While robust across datasets, limitations include reliance on simplified linear models in tests and a basic conversion of graded judgments to ordered lists, which may not capture nuances in real judgments. Assumptions like independent queries hold in controlled data but could falter in dynamic streams. Confidence is high in the core superiority for information retrieval tasks, given consistent results from validation and multiple sources, though caution applies to non-search domains without similar testing.

1. Introduction

Section Summary: The paper focuses on learning to rank, a key task in applications like document retrieval where a model is trained on sample queries paired with ideal document orderings so it can score and sort new documents by relevance. Prior pairwise methods convert this into a classification problem over document pairs (using tools like SVMs or neural nets), but they incur high computational costs, optimize the wrong objective, and make unrealistic assumptions about the data. The authors introduce a listwise alternative called ListNet that works directly on full document lists, defines loss via probability distributions over rankings, and shows stronger empirical results than the earlier approaches.

The central issues of many applications are ranking. These include document retrieval, collaborative filtering, expert finding, anti web spam, sentiment analysis, and product rating. In this paper, we address learning to rank and without loss of generality we take document retrieval as example.
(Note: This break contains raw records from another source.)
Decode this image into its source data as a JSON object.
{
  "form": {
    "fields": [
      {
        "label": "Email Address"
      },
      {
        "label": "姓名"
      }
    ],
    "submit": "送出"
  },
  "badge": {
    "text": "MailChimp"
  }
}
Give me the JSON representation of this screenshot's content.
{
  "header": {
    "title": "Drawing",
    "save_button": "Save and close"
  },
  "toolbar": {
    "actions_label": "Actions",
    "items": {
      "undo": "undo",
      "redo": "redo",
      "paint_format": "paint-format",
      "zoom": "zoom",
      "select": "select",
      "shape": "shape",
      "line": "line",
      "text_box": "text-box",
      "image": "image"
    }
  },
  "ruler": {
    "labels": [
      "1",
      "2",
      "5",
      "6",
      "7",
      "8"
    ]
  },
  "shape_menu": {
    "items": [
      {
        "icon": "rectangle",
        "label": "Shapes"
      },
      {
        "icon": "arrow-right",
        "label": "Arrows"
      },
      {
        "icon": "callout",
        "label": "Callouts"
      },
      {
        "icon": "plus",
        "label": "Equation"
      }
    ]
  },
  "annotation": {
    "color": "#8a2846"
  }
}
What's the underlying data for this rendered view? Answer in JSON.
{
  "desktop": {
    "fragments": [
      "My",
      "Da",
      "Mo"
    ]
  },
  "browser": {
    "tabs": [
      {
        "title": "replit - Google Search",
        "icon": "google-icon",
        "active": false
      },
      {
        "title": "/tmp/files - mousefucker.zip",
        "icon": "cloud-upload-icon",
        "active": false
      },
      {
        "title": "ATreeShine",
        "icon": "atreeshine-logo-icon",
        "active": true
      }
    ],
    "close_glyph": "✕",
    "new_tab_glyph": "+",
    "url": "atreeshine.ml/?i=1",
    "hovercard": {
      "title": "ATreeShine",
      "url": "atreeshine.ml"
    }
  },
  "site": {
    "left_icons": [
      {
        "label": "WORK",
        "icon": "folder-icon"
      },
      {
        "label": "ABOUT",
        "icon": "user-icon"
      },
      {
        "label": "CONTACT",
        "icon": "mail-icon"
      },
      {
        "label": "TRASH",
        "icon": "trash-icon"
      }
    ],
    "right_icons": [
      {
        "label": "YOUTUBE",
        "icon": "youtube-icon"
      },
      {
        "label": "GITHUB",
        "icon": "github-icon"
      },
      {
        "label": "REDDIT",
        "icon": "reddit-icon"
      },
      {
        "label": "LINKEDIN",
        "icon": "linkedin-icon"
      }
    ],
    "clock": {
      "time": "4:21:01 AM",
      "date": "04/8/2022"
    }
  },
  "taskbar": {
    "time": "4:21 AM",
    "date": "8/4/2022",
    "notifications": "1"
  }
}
Learning to rank, when applied to document retrieval, is a task as follows. Assume that there is a collection of documents. In retrieval (i.e., ranking), given a query, the ranking function assigns a score to each document, and ranks the documents in descending order of the scores. The ranking order represents relative relevance of documents with respect to the query. In learning, a number of queries are provided; each query is associated with a perfect ranking list of documents; a ranking function is then created using the training data, such that the model can precisely predict the ranking lists in the training data.

Due to its importance, learning to rank has been drawing broad attention in the machine learning community recently. Several methods based on what we call the pairwise approach have been developed and successfully applied to document retrieval. This approach takes document pairs as instances in learning, and formalizes the problem of learning to rank as that of classification. Specifically, in learning it collects document pairs from the ranking lists, and for each document pair it assigns a label representing the relative relevance of the two documents. It then trains a classification model with the labeled data and makes use of the classification model in ranking. The uses of Support Vector Machines (SVM), Boosting, and Neural Network as the classification model lead to the methods of Ranking SVM (Herbrich et al., 1999), RankBoost (Freund et al., 1998), and RankNet (Burges et al., 2005).

There are advantages with taking the pairwise approach. First, existing methodologies on classification can be directly applied. Second, the training instances of document pairs can be easily obtained in certain scenarios (Joachims, 2002). However, there are also problems with the approach. First, the objective of learning is formalized as minimizing errors in classification of document pairs, rather than minimizing errors in ranking of documents. Second, the training process is computationally costly, as the number of document pairs is very large. Third, the assumption of that the document pairs are generated i.i.d. is also too strong. Fourth, the number of generated document pairs varies largely from query to query, which will result in training a model biased toward queries with more document pairs (Cao et al., 2006)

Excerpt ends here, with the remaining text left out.